Selasa, 29 Mei 2007

Security Language

Gunnar Peterson's post on the new Common Attack Pattern Enumeration and Classification (CAPEC) project reminded me that MITRE is hosting a ton of these sorts of frameworks. Most of them are listed at measurablesecurity.mitre.org so I intend to refer to that portal from now on. It would be great to see related projects cooperate with MITRE's work. For example, the Web Application Security Consortium "Threat" Classification should be renamed to be an attack classification, consistent with the MITRE CAPEC enumeration. Similarly, it would be nice to see the Open Web Application Security Project Top Ten speak in terms of "attacks" rather than "flaws."

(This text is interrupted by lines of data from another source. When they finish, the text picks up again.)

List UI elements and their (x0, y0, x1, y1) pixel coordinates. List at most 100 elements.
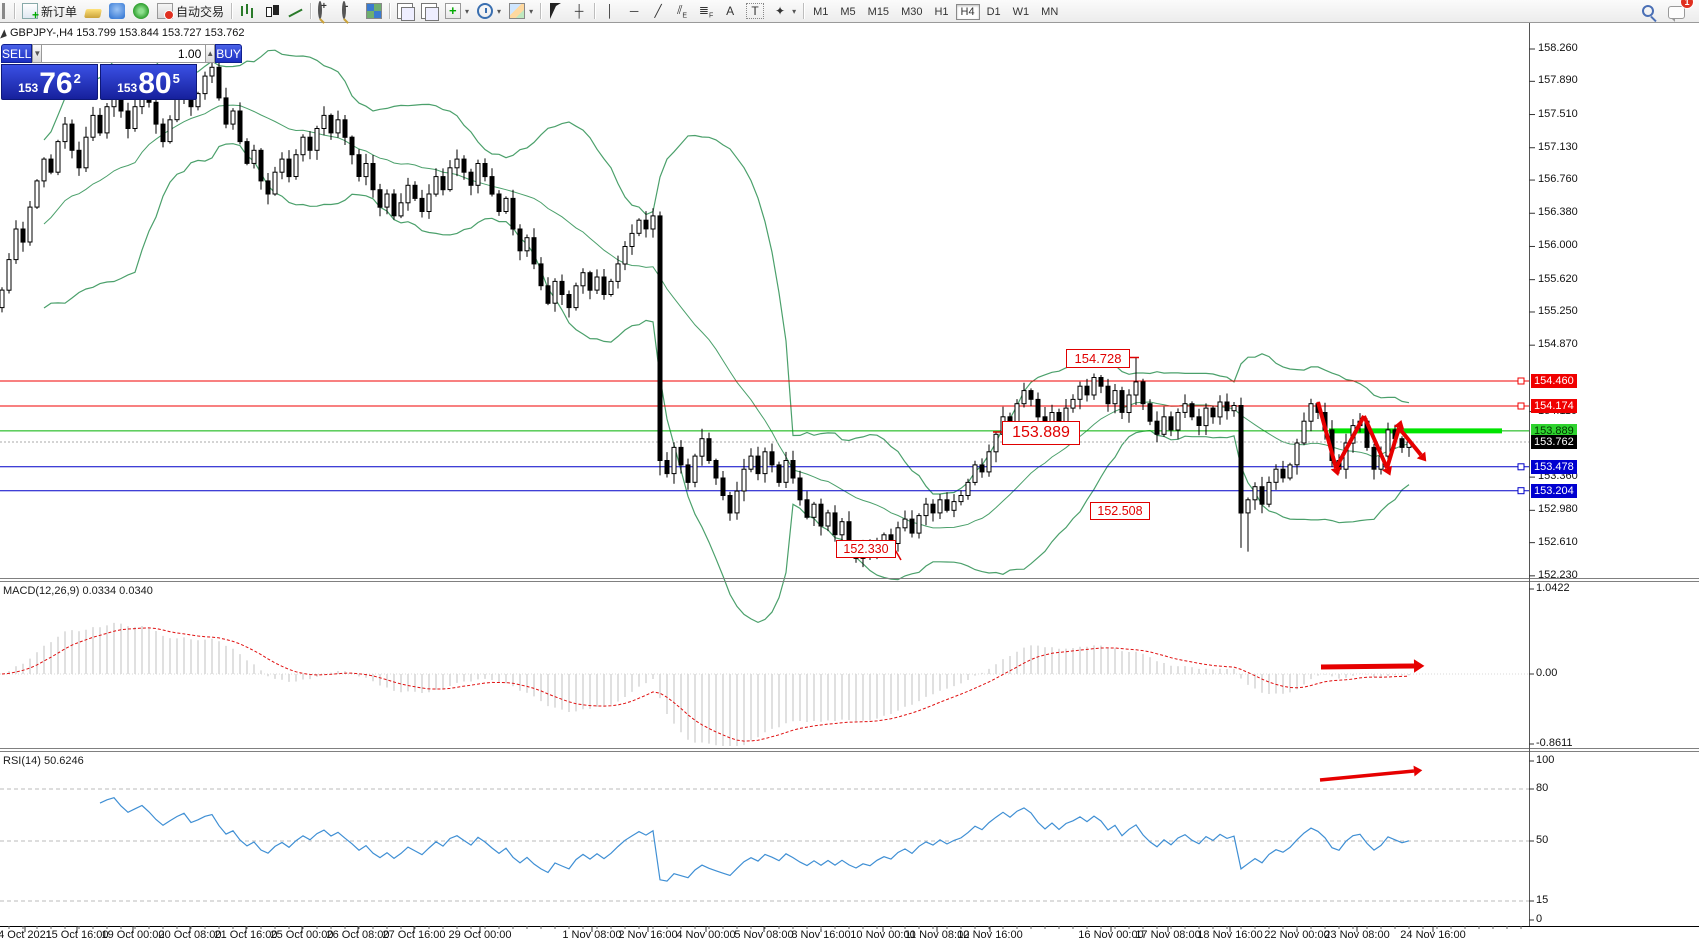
new-order-icon (22, 3, 39, 22)
toolbar-separator (594, 3, 596, 19)
time-tick: 20 Oct 08:00 (158, 929, 222, 941)
rsi-axis-tick: 80 (1536, 782, 1549, 794)
community-button[interactable] (105, 0, 129, 22)
channel-button[interactable]: ⫽E (670, 0, 694, 22)
timeframe-m1[interactable]: M1 (813, 6, 829, 18)
volume-increase-button[interactable]: ▲ (205, 44, 216, 63)
fibonacci-button[interactable]: ≣F (694, 0, 718, 22)
buy-button[interactable]: BUY (215, 44, 242, 63)
hline-icon: ─ (629, 4, 639, 18)
notification-badge: 1 (1680, 0, 1694, 9)
time-tick: 4 Nov 00:00 (676, 929, 736, 941)
add-indicator-icon (445, 3, 462, 19)
sell-price-prefix: 153 (18, 81, 39, 95)
autotrading-button[interactable]: 自动交易 (153, 0, 228, 22)
sell-price-big: 76 (39, 67, 73, 100)
macd-axis-tick: -0.8611 (1536, 737, 1573, 749)
label-button[interactable]: T (742, 0, 768, 22)
signals-icon (133, 3, 150, 19)
time-tick: 8 Nov 16:00 (791, 929, 851, 941)
price-line-label: 153.204 (1531, 484, 1577, 498)
tile-windows-icon (366, 3, 383, 19)
bar-chart-icon (239, 3, 255, 19)
volume-input[interactable] (42, 44, 206, 63)
time-tick: 5 Nov 08:00 (734, 929, 794, 941)
add-indicator-button[interactable]: ▾ (441, 0, 473, 22)
price-tick: 157.510 (1538, 108, 1578, 120)
bar-chart-button[interactable] (235, 0, 259, 22)
arrange-icon (421, 3, 440, 21)
price-line-label: 153.762 (1531, 435, 1577, 449)
sell-button[interactable]: SELL (1, 44, 33, 63)
arrows-icon: ✦ (775, 4, 786, 18)
period-icon (477, 3, 494, 19)
timeframe-h4[interactable]: H4 (955, 4, 980, 20)
channel-icon: ⫽E (677, 2, 688, 20)
cursor-button[interactable] (544, 0, 567, 22)
text-button[interactable]: A (718, 0, 742, 22)
time-tick: 10 Nov 00:00 (850, 929, 916, 941)
time-tick: 17 Nov 08:00 (1135, 929, 1201, 941)
zoom-in-button[interactable]: + (314, 0, 338, 22)
price-line-label: 154.174 (1531, 399, 1577, 413)
crosshair-button[interactable]: ┼ (567, 0, 591, 22)
price-tick: 156.380 (1538, 206, 1578, 218)
arrange-button[interactable] (417, 0, 441, 22)
cascade-button[interactable] (393, 0, 417, 22)
cursor-icon (550, 3, 562, 19)
time-tick: 12 Nov 16:00 (957, 929, 1023, 941)
volume-decrease-button[interactable]: ▼ (32, 44, 43, 63)
signals-button[interactable] (129, 0, 153, 22)
period-button[interactable]: ▾ (473, 0, 505, 22)
price-tick: 156.000 (1538, 239, 1578, 251)
gold-icon (84, 8, 102, 18)
time-tick: 24 Nov 16:00 (1400, 929, 1466, 941)
timeframe-w1[interactable]: W1 (1012, 6, 1030, 18)
price-tick: 152.610 (1538, 536, 1578, 548)
rsi-axis-tick: 0 (1536, 913, 1543, 925)
tile-windows-button[interactable] (362, 0, 386, 22)
label-icon: T (746, 3, 765, 19)
template-icon (509, 3, 526, 19)
macd-axis-tick: 1.0422 (1536, 582, 1570, 594)
time-tick: 16 Nov 00:00 (1078, 929, 1144, 941)
timeframe-m30[interactable]: M30 (901, 6, 923, 18)
price-annotation: 152.508 (1090, 502, 1150, 520)
price-line-label: 153.889 (1531, 424, 1577, 438)
timeframe-h1[interactable]: H1 (934, 6, 949, 18)
trendline-button[interactable]: ╱ (646, 0, 670, 22)
price-line-label: 154.460 (1531, 374, 1577, 388)
rsi-axis-tick: 100 (1536, 754, 1555, 766)
timeframe-mn[interactable]: MN (1041, 6, 1059, 18)
sell-price-tile[interactable]: 153 76 2 (1, 64, 98, 100)
price-tick: 152.980 (1538, 503, 1578, 515)
autotrading-icon (157, 3, 175, 20)
gold-button[interactable] (81, 0, 105, 22)
zoom-out-button[interactable]: - (338, 0, 362, 22)
timeframe-m15[interactable]: M15 (867, 6, 890, 18)
candlestick-button[interactable] (259, 0, 283, 22)
time-tick: 19 Oct 00:00 (101, 929, 165, 941)
time-tick: 26 Oct 08:00 (326, 929, 390, 941)
buy-price-big: 80 (138, 67, 172, 100)
buy-price-tile[interactable]: 153 80 5 (100, 64, 197, 100)
fibonacci-icon: ≣F (698, 2, 714, 20)
time-tick: 23 Nov 08:00 (1324, 929, 1390, 941)
sell-price-pip: 2 (73, 71, 81, 86)
chart-fragment-icon (2, 3, 11, 19)
template-button[interactable]: ▾ (505, 0, 537, 22)
search-button[interactable] (1638, 0, 1658, 22)
timeframe-m5[interactable]: M5 (840, 6, 856, 18)
time-tick: 2 Nov 16:00 (618, 929, 678, 941)
price-annotation: 152.330 (836, 540, 896, 558)
notifications-button[interactable]: 1 (1664, 0, 1694, 22)
hline-button[interactable]: ─ (622, 0, 646, 22)
new-order-button[interactable]: 新订单 (18, 0, 81, 22)
line-chart-button[interactable] (283, 0, 307, 22)
timeframe-d1[interactable]: D1 (986, 6, 1001, 18)
vline-button[interactable]: │ (598, 0, 622, 22)
main-toolbar: 新订单 自动交易 + - ▾ ▾ ▾ ┼ (0, 0, 1699, 23)
time-tick: 15 Oct 16:00 (45, 929, 109, 941)
arrows-button[interactable]: ✦ ▾ (768, 0, 800, 22)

Overall I would like to see some rigorous thought applied to the use of security terms. For example, a recent SANS NewsBites said:

We are planning for the 2007 Top20 Internet Security Threats report. If you have any experience with Top20 reports over the past six years, could you tell us whether you think an annual or semi-annual or quarterly summary report is necessary or valuable?

Is this another identity crisis for the SANS Top 20 (as covered in my post Further Thoughts on SANS Top 20) or is someone saying "threat" when they mean "vulnerability," or...?

We need to have our terminology straight or we will continue to talk past each other.